Animals used in infectious disease research may experience significant pain and/or distress as part of the disease process. Seeking earlier, more humane endpoints can result in significant reductions in the potential pain and distress experienced by these animals. However, the use of earlier endpoints give rise to a valid scientific concern--An earlier endpoint should accurately predict the outcome of the experiment. The earlier endpoints should be based on scientifically valid values of variables, not just honest judgments based on an appreciation of the distress and pain the animal may be experiencing. For example, animals becoming sick in an infection challenge/antibiotic efficacy trial might be euthanized for humane reasons when in fact they could have survived the challenge, proving that a (new) antibiotic was an effective treatment. One earlier endpoint that has been validated for several infectious agents involves the use of decreased body temperatures as a predictor of impending death, which is discussed further below.

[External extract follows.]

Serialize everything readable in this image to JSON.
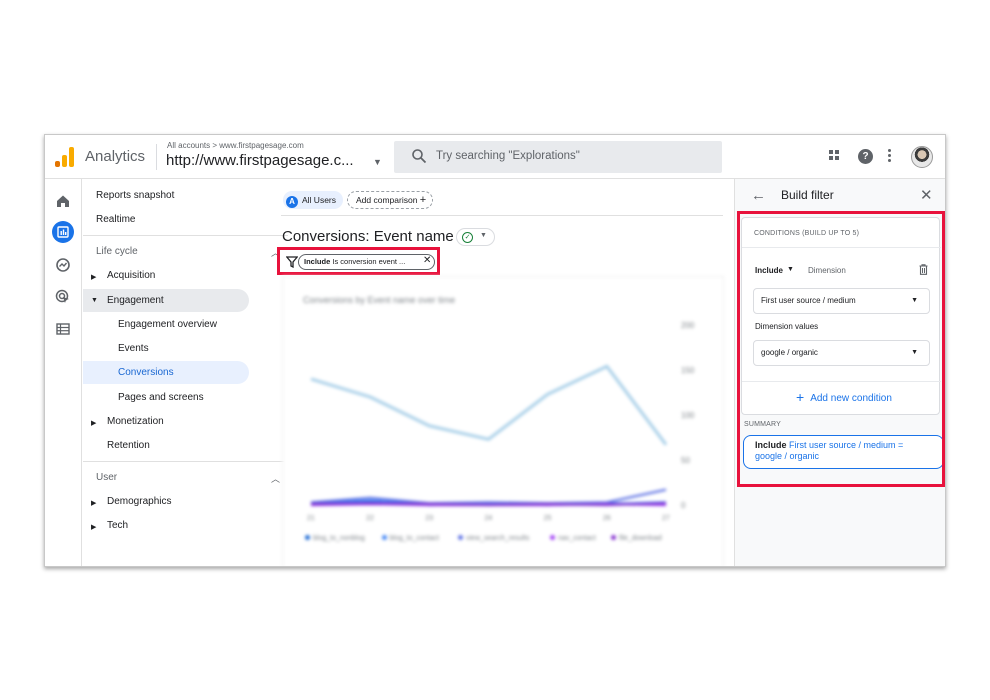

Biochemical changes that occur in response to infection are being investigated for their potential to serve as earlier, more humane endpoints in infectious disease studies. Research during the past decade has revealed a great deal about how the body responds to infection. Infectious organisms invading the body stimulate the immune system into rapid action, initiating (up-regulating) a complex array or cascade of activities that include biochemical, endocrinologic, physiologic, behavioral, and pathologic changes. This activation of immune system-mediated defense mechanisms is called the acute phase response. An overview of the acute phase response is presented in Figure 1. Such work is now providing clues to measurements that can be used to set earlier, more humane endpoints, before the animal's welfare is seriously compromised by the infectious or inflammatory process being studied.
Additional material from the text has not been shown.